Direct Observation of Giant Molecules
Physicists achieved to form giant diatomic molecules and optically detect them afterwards by using a high-resolution objective
Christoph Hohmann (MCQST)
The small size and the interaction of all contributing electrons make it very complicated to experimentally and theoretically study molecular bonds in a highly detailed manner. Even the mere structure of atoms, the fundamental building blocks of chemical bonds, cannot be calculated analytically. Only the hydrogen atom, which is the first and simplest element in the periodic table consisting only of a single proton and a single electron, can be calculated precisely. The transition from atoms to molecules increases the difficulty even more. Because almost all atoms on our planet are bound in molecules, perceiving the structure of molecular binding is essential to understanding the material properties of our environment. Atoms with a single electron in a highly excited state, so-called Rydberg atoms, transfer the simple structure of a hydrogen atom to atoms that are more complex because the single excited electron is in far distance from the nucleus and the other electrons. Furthermore, Rydberg atoms gained a lot of attention in the recent years due to their strong interactions, which can be measured even at micron distance and are already used in the field of quantum simulation and quantum computation.
The team around Immanuel Bloch and Christian Groß could now use these interactions in order to bind two Rydberg atoms by using laser light. “Due to the comparatively simple theory of Rydberg atoms, the spectroscopically resolved vibrational states of the resulting molecules are in quantitative agreement with the theoretically calculated energy levels.
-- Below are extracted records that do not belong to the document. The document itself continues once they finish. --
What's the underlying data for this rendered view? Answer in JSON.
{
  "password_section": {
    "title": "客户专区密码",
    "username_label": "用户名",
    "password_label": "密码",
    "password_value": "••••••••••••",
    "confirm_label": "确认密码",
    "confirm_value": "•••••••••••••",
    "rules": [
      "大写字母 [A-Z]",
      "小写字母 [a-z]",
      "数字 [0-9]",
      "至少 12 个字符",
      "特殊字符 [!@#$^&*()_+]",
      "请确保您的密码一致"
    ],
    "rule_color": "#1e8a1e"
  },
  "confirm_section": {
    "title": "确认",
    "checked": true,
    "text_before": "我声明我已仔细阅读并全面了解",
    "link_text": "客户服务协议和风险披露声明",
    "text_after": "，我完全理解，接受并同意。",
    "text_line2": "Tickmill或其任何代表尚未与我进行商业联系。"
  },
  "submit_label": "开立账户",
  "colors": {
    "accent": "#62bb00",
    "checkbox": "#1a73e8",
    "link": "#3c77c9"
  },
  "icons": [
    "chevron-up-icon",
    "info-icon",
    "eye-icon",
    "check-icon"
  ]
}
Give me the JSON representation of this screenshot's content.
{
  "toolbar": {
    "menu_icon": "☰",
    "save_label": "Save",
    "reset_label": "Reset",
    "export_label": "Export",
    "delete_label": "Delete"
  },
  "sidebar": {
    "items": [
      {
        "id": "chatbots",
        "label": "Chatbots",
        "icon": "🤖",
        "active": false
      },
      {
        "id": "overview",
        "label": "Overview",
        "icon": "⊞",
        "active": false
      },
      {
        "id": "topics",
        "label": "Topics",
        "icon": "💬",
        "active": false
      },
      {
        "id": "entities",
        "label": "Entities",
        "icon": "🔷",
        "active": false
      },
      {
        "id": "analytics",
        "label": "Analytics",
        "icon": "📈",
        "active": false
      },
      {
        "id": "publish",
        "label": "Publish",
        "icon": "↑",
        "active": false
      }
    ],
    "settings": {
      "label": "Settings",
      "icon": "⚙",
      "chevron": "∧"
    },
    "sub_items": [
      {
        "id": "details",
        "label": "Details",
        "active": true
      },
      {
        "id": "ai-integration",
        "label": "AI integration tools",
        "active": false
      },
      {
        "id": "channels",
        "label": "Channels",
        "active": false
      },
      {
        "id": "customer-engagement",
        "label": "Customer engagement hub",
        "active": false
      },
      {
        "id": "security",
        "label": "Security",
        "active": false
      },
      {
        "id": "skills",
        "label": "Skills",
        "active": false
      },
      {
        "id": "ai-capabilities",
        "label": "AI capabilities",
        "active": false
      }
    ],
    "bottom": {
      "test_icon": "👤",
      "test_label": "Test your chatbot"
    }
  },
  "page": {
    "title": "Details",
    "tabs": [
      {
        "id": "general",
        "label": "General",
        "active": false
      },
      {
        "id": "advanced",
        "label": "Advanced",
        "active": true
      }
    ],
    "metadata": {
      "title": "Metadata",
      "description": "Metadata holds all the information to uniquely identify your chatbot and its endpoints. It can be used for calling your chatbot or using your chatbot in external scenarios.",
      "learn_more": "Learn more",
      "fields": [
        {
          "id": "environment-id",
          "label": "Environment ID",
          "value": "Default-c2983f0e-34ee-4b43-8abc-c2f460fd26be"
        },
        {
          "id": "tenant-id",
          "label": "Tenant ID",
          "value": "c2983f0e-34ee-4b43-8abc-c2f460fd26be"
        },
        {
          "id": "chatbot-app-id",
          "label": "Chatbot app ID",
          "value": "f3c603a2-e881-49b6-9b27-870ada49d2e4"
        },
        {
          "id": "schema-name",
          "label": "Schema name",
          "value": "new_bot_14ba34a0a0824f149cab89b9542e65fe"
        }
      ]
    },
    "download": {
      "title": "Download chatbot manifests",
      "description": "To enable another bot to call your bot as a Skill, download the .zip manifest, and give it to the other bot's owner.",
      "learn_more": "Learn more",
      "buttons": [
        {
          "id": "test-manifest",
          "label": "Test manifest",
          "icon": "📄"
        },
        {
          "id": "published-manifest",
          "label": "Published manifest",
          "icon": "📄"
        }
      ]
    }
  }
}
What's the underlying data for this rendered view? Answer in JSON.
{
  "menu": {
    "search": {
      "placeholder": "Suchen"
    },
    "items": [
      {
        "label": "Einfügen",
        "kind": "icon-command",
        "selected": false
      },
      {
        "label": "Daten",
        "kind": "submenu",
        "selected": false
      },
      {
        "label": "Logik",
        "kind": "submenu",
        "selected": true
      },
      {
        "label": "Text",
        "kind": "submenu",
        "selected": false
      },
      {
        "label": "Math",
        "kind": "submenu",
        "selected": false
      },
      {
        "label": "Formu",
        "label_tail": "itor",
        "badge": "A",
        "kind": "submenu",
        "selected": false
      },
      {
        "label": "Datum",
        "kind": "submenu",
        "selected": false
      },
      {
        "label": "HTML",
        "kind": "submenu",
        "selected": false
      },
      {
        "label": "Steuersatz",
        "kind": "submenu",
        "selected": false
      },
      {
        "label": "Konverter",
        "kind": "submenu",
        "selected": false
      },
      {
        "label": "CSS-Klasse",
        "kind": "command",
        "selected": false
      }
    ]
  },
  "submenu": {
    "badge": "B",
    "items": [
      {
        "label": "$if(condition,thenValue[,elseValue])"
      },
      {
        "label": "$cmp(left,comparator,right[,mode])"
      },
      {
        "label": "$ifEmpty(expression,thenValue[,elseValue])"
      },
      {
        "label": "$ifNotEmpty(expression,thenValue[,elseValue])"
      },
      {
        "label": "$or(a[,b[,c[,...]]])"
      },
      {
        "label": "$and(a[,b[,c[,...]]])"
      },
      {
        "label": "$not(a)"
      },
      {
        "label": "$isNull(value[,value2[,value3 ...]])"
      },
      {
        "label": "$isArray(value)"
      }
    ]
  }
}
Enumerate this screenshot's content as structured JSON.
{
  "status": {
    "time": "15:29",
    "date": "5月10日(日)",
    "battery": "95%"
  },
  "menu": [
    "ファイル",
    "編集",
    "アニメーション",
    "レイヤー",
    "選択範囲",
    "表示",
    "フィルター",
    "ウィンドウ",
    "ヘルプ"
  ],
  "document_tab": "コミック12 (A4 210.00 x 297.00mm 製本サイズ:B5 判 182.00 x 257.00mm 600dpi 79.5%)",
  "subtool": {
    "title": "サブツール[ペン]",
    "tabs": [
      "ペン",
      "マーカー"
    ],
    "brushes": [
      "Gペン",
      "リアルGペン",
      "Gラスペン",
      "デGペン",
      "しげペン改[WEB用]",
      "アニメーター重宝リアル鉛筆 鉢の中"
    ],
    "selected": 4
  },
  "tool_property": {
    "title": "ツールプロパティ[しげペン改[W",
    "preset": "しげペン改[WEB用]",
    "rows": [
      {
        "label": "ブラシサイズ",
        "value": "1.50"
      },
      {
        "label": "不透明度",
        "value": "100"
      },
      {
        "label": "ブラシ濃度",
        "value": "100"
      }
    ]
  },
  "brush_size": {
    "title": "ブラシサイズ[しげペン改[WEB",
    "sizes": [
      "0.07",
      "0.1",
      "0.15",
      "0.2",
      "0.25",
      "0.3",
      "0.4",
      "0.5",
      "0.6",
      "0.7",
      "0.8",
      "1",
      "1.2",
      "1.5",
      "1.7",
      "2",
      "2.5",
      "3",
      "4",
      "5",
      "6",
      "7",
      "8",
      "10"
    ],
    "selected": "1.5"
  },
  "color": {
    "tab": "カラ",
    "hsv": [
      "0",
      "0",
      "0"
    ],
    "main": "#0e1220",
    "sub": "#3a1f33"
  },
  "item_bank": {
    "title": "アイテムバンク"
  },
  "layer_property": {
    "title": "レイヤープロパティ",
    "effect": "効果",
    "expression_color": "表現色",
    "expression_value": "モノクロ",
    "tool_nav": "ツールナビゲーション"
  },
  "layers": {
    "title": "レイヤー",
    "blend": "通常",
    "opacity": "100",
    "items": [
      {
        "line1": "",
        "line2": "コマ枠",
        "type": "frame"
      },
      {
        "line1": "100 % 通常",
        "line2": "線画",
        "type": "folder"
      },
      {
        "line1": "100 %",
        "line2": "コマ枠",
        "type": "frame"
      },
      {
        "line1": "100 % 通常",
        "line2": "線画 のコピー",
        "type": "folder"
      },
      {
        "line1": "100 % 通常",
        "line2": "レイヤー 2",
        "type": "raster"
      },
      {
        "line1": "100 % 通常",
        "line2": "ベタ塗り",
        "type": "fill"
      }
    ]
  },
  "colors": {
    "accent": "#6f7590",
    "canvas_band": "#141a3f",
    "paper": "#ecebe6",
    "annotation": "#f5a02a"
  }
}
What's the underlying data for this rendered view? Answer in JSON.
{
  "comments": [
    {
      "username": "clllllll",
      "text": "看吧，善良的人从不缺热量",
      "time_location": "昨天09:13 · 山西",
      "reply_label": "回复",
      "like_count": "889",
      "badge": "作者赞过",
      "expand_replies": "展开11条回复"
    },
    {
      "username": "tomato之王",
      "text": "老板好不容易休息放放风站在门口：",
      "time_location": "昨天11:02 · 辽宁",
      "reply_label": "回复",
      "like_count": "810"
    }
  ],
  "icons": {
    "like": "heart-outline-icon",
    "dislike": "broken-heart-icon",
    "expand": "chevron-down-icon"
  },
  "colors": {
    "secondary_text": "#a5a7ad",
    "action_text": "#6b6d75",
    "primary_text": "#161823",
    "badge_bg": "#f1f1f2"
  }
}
Furthermore, the large size allows for a direct microscopic access to the bond length and the orientation of the excited molecule”, says Simon Hollerith, PhD student and first author of the study.
In the experiment, the physicists started with a two dimensional atom array with interatomic distances of 0.53 µm, where every site of the array was initially occupied by exactly one atom. The underlying optical lattice pinning the ground state atoms at the initial position was created by interfering laser beams. Because the associated molecules were repelled from the lattice, molecule excitation leads to two empty lattice sites separated by a bond length, which corresponds to a distance of a lattice diagonal in the case of this work. After an excitation pulse, the remaining atom occupation of the lattice was measured with a high-resolution objective and molecules were identified as correlated empty sites. Using this microscopic detection method, the physicists could additionally show that the orientation of the excited molecules for different molecular resonances was alternating between parallel and perpendicular alignment relative to the polarization of the excitation light. The reason is an interference effect based on the electronic structure as well as the vibrational degree of freedom of the molecule, which also predicted by the theoretical expectation.
For the future, the team at the MPQ plans to use the new molecular resonances for quantum simulation of quantum many body systems. The bound states of two Rydberg atoms can be used to engineer large interaction strengths at the distance of a bond length.